Netherlands' Catalysis and Chemistry Conference edition:15 location:Noordwijkerhout, the Netherlands date:10-12 March 2014
Oxidative decarboxylation of α-amino acids is generally mediated by hypobromite (‘Br+’) species, which are produced from organic reagents like N-bromosuccinimide or by NaOCl induced oxidation of NaBr. However, large amounts of (in)organic waste products are generated. On the other hand, it has been shown that the enzyme vanadium chloroperoxidase is able to perform the oxidative decarboxylation of L-glutamic acid and L-phenylalanine with hydrogen peroxide (H2O2). Based on previous work on olefin epoxidation, a tungstate-exchanged layered double hydroxide (LDH) has been developed as a heterogeneous mimic of the enzyme’s active site: electrostatically immobilized tungstate ions are transformed in situ by H2O2 into peroxotungstate species, which in turn oxidize bromide ions to hypobromite species. A catalytic system containing LDH and NH4Br in an organic solvent or even water allows selective oxidative decarboxylation of α-amino acids into nitriles, whereas in enzyme-catalyzed reactions selectivity is often reduced due to aldehyde formation. H2O2 is added in a controlled way to increase oxidant efficiency. In this way, phenylalanine can be transformed into phenylacetonitrile with 88% yield using 8 equivalents of H2O2. The catalyst material is stable under reaction conditions and recycling is easy.

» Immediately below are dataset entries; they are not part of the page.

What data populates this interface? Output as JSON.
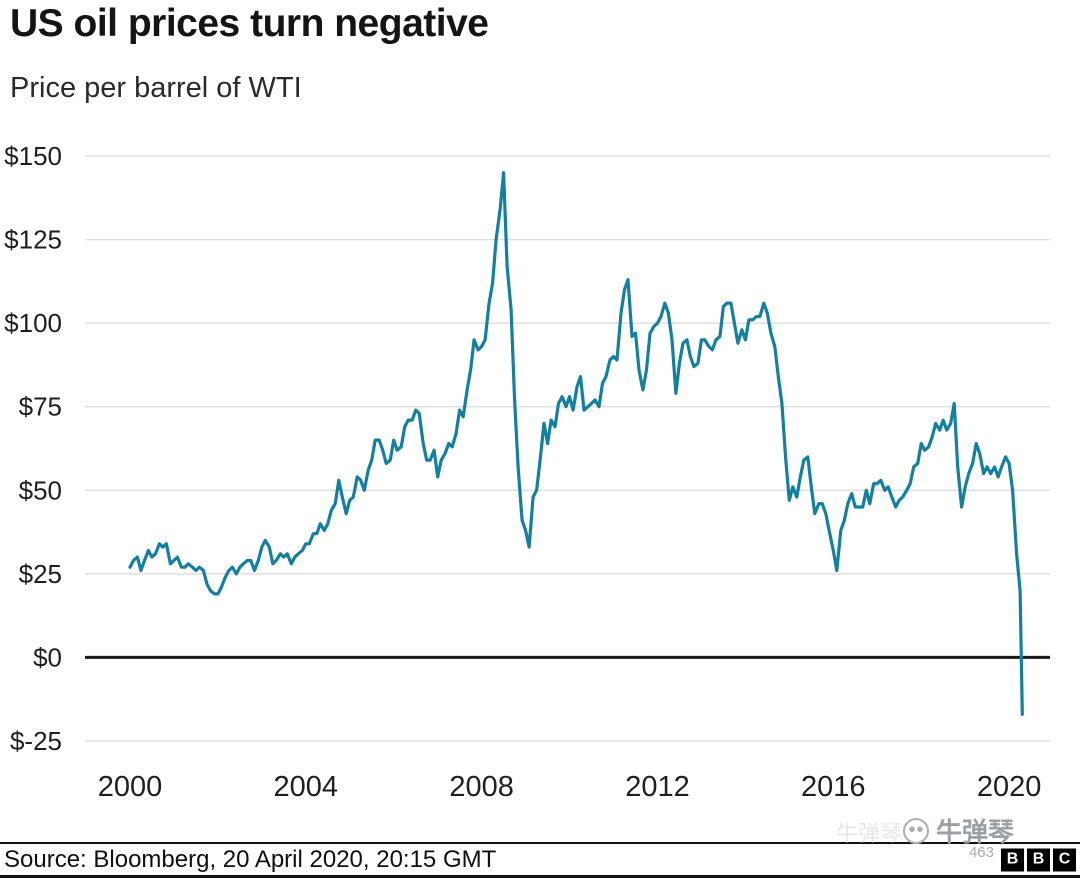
{
  "chart_data": {
    "type": "line",
    "title": "US oil prices turn negative",
    "subtitle": "Price per barrel of WTI",
    "series_name": "WTI crude oil price, US dollars per barrel",
    "line_color": "#1380A1",
    "grid": "horizontal",
    "legend": "none",
    "xlim": [
      1999.0,
      2020.93
    ],
    "ylim": [
      -25,
      150
    ],
    "zero_line_value": 0,
    "yticks": [
      {
        "value": 150,
        "label": "$150"
      },
      {
        "value": 125,
        "label": "$125"
      },
      {
        "value": 100,
        "label": "$100"
      },
      {
        "value": 75,
        "label": "$75"
      },
      {
        "value": 50,
        "label": "$50"
      },
      {
        "value": 25,
        "label": "$25"
      },
      {
        "value": 0,
        "label": "$0"
      },
      {
        "value": -25,
        "label": "$-25"
      }
    ],
    "xticks": [
      {
        "value": 2000,
        "label": "2000"
      },
      {
        "value": 2004,
        "label": "2004"
      },
      {
        "value": 2008,
        "label": "2008"
      },
      {
        "value": 2012,
        "label": "2012"
      },
      {
        "value": 2016,
        "label": "2016"
      },
      {
        "value": 2020,
        "label": "2020"
      }
    ],
    "points": [
      [
        2000.0,
        27
      ],
      [
        2000.08,
        29
      ],
      [
        2000.17,
        30
      ],
      [
        2000.25,
        26
      ],
      [
        2000.33,
        29
      ],
      [
        2000.42,
        32
      ],
      [
        2000.5,
        30
      ],
      [
        2000.58,
        31
      ],
      [
        2000.67,
        34
      ],
      [
        2000.75,
        33
      ],
      [
        2000.83,
        34
      ],
      [
        2000.92,
        28
      ],
      [
        2001.0,
        29
      ],
      [
        2001.08,
        30
      ],
      [
        2001.17,
        27
      ],
      [
        2001.25,
        27
      ],
      [
        2001.33,
        28
      ],
      [
        2001.42,
        27
      ],
      [
        2001.5,
        26
      ],
      [
        2001.58,
        27
      ],
      [
        2001.67,
        26
      ],
      [
        2001.75,
        22
      ],
      [
        2001.83,
        20
      ],
      [
        2001.92,
        19
      ],
      [
        2002.0,
        19
      ],
      [
        2002.08,
        21
      ],
      [
        2002.17,
        24
      ],
      [
        2002.25,
        26
      ],
      [
        2002.33,
        27
      ],
      [
        2002.42,
        25
      ],
      [
        2002.5,
        27
      ],
      [
        2002.58,
        28
      ],
      [
        2002.67,
        29
      ],
      [
        2002.75,
        29
      ],
      [
        2002.83,
        26
      ],
      [
        2002.92,
        29
      ],
      [
        2003.0,
        33
      ],
      [
        2003.08,
        35
      ],
      [
        2003.17,
        33
      ],
      [
        2003.25,
        28
      ],
      [
        2003.33,
        29
      ],
      [
        2003.42,
        31
      ],
      [
        2003.5,
        30
      ],
      [
        2003.58,
        31
      ],
      [
        2003.67,
        28
      ],
      [
        2003.75,
        30
      ],
      [
        2003.83,
        31
      ],
      [
        2003.92,
        32
      ],
      [
        2004.0,
        34
      ],
      [
        2004.08,
        34
      ],
      [
        2004.17,
        37
      ],
      [
        2004.25,
        37
      ],
      [
        2004.33,
        40
      ],
      [
        2004.42,
        38
      ],
      [
        2004.5,
        40
      ],
      [
        2004.58,
        44
      ],
      [
        2004.67,
        46
      ],
      [
        2004.75,
        53
      ],
      [
        2004.83,
        48
      ],
      [
        2004.92,
        43
      ],
      [
        2005.0,
        47
      ],
      [
        2005.08,
        48
      ],
      [
        2005.17,
        54
      ],
      [
        2005.25,
        53
      ],
      [
        2005.33,
        50
      ],
      [
        2005.42,
        56
      ],
      [
        2005.5,
        59
      ],
      [
        2005.58,
        65
      ],
      [
        2005.67,
        65
      ],
      [
        2005.75,
        62
      ],
      [
        2005.83,
        58
      ],
      [
        2005.92,
        59
      ],
      [
        2006.0,
        65
      ],
      [
        2006.08,
        62
      ],
      [
        2006.17,
        63
      ],
      [
        2006.25,
        69
      ],
      [
        2006.33,
        71
      ],
      [
        2006.42,
        71
      ],
      [
        2006.5,
        74
      ],
      [
        2006.58,
        73
      ],
      [
        2006.67,
        64
      ],
      [
        2006.75,
        59
      ],
      [
        2006.83,
        59
      ],
      [
        2006.92,
        62
      ],
      [
        2007.0,
        54
      ],
      [
        2007.08,
        59
      ],
      [
        2007.17,
        61
      ],
      [
        2007.25,
        64
      ],
      [
        2007.33,
        63
      ],
      [
        2007.42,
        67
      ],
      [
        2007.5,
        74
      ],
      [
        2007.58,
        72
      ],
      [
        2007.67,
        80
      ],
      [
        2007.75,
        86
      ],
      [
        2007.83,
        95
      ],
      [
        2007.92,
        92
      ],
      [
        2008.0,
        93
      ],
      [
        2008.08,
        95
      ],
      [
        2008.17,
        106
      ],
      [
        2008.25,
        112
      ],
      [
        2008.33,
        125
      ],
      [
        2008.42,
        134
      ],
      [
        2008.5,
        145
      ],
      [
        2008.58,
        117
      ],
      [
        2008.67,
        104
      ],
      [
        2008.75,
        77
      ],
      [
        2008.83,
        57
      ],
      [
        2008.92,
        41
      ],
      [
        2009.0,
        38
      ],
      [
        2009.08,
        33
      ],
      [
        2009.17,
        48
      ],
      [
        2009.25,
        50
      ],
      [
        2009.33,
        59
      ],
      [
        2009.42,
        70
      ],
      [
        2009.5,
        64
      ],
      [
        2009.58,
        71
      ],
      [
        2009.67,
        69
      ],
      [
        2009.75,
        76
      ],
      [
        2009.83,
        78
      ],
      [
        2009.92,
        75
      ],
      [
        2010.0,
        78
      ],
      [
        2010.08,
        74
      ],
      [
        2010.17,
        81
      ],
      [
        2010.25,
        84
      ],
      [
        2010.33,
        74
      ],
      [
        2010.42,
        75
      ],
      [
        2010.5,
        76
      ],
      [
        2010.58,
        77
      ],
      [
        2010.67,
        75
      ],
      [
        2010.75,
        82
      ],
      [
        2010.83,
        84
      ],
      [
        2010.92,
        89
      ],
      [
        2011.0,
        90
      ],
      [
        2011.08,
        89
      ],
      [
        2011.17,
        103
      ],
      [
        2011.25,
        110
      ],
      [
        2011.33,
        113
      ],
      [
        2011.42,
        96
      ],
      [
        2011.5,
        97
      ],
      [
        2011.58,
        86
      ],
      [
        2011.67,
        80
      ],
      [
        2011.75,
        86
      ],
      [
        2011.83,
        97
      ],
      [
        2011.92,
        99
      ],
      [
        2012.0,
        100
      ],
      [
        2012.08,
        102
      ],
      [
        2012.17,
        106
      ],
      [
        2012.25,
        103
      ],
      [
        2012.33,
        95
      ],
      [
        2012.42,
        79
      ],
      [
        2012.5,
        88
      ],
      [
        2012.58,
        94
      ],
      [
        2012.67,
        95
      ],
      [
        2012.75,
        90
      ],
      [
        2012.83,
        87
      ],
      [
        2012.92,
        88
      ],
      [
        2013.0,
        95
      ],
      [
        2013.08,
        95
      ],
      [
        2013.17,
        93
      ],
      [
        2013.25,
        92
      ],
      [
        2013.33,
        95
      ],
      [
        2013.42,
        96
      ],
      [
        2013.5,
        105
      ],
      [
        2013.58,
        106
      ],
      [
        2013.67,
        106
      ],
      [
        2013.75,
        100
      ],
      [
        2013.83,
        94
      ],
      [
        2013.92,
        98
      ],
      [
        2014.0,
        95
      ],
      [
        2014.08,
        101
      ],
      [
        2014.17,
        101
      ],
      [
        2014.25,
        102
      ],
      [
        2014.33,
        102
      ],
      [
        2014.42,
        106
      ],
      [
        2014.5,
        103
      ],
      [
        2014.58,
        97
      ],
      [
        2014.67,
        93
      ],
      [
        2014.75,
        84
      ],
      [
        2014.83,
        76
      ],
      [
        2014.92,
        59
      ],
      [
        2015.0,
        47
      ],
      [
        2015.08,
        51
      ],
      [
        2015.17,
        48
      ],
      [
        2015.25,
        54
      ],
      [
        2015.33,
        59
      ],
      [
        2015.42,
        60
      ],
      [
        2015.5,
        51
      ],
      [
        2015.58,
        43
      ],
      [
        2015.67,
        46
      ],
      [
        2015.75,
        46
      ],
      [
        2015.83,
        43
      ],
      [
        2015.92,
        37
      ],
      [
        2016.0,
        32
      ],
      [
        2016.08,
        26
      ],
      [
        2016.17,
        38
      ],
      [
        2016.25,
        41
      ],
      [
        2016.33,
        46
      ],
      [
        2016.42,
        49
      ],
      [
        2016.5,
        45
      ],
      [
        2016.58,
        45
      ],
      [
        2016.67,
        45
      ],
      [
        2016.75,
        50
      ],
      [
        2016.83,
        46
      ],
      [
        2016.92,
        52
      ],
      [
        2017.0,
        52
      ],
      [
        2017.08,
        53
      ],
      [
        2017.17,
        50
      ],
      [
        2017.25,
        51
      ],
      [
        2017.33,
        48
      ],
      [
        2017.42,
        45
      ],
      [
        2017.5,
        47
      ],
      [
        2017.58,
        48
      ],
      [
        2017.67,
        50
      ],
      [
        2017.75,
        52
      ],
      [
        2017.83,
        57
      ],
      [
        2017.92,
        58
      ],
      [
        2018.0,
        64
      ],
      [
        2018.08,
        62
      ],
      [
        2018.17,
        63
      ],
      [
        2018.25,
        66
      ],
      [
        2018.33,
        70
      ],
      [
        2018.42,
        68
      ],
      [
        2018.5,
        71
      ],
      [
        2018.58,
        68
      ],
      [
        2018.67,
        70
      ],
      [
        2018.75,
        76
      ],
      [
        2018.83,
        57
      ],
      [
        2018.92,
        45
      ],
      [
        2019.0,
        51
      ],
      [
        2019.08,
        55
      ],
      [
        2019.17,
        58
      ],
      [
        2019.25,
        64
      ],
      [
        2019.33,
        61
      ],
      [
        2019.42,
        55
      ],
      [
        2019.5,
        57
      ],
      [
        2019.58,
        55
      ],
      [
        2019.67,
        57
      ],
      [
        2019.75,
        54
      ],
      [
        2019.83,
        57
      ],
      [
        2019.92,
        60
      ],
      [
        2020.0,
        58
      ],
      [
        2020.08,
        50
      ],
      [
        2020.17,
        31
      ],
      [
        2020.25,
        20
      ],
      [
        2020.3,
        -17
      ]
    ]
  },
  "footer": {
    "source": "Source: Bloomberg, 20 April 2020, 20:15 GMT",
    "bbc_letters": [
      "B",
      "B",
      "C"
    ]
  },
  "watermark": {
    "name": "牛弹琴",
    "number": "463"
  }
}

The substrate scope has been extended to other α-amino acids. Alanine, valine, leucine, isoleucine and norleucine were converted into aliphatic nitriles with 88-100% yield. Moreover, the system is compatible with alcohol and amide moieties. For carboxylic acids, amines and guanidines, neutralization with respectively NaOH or HBr prior to decarboxylation is recommended; nitrile yields are often > 90%. Methionine has been transformed in two steps into its nitrile-sulfone derivative.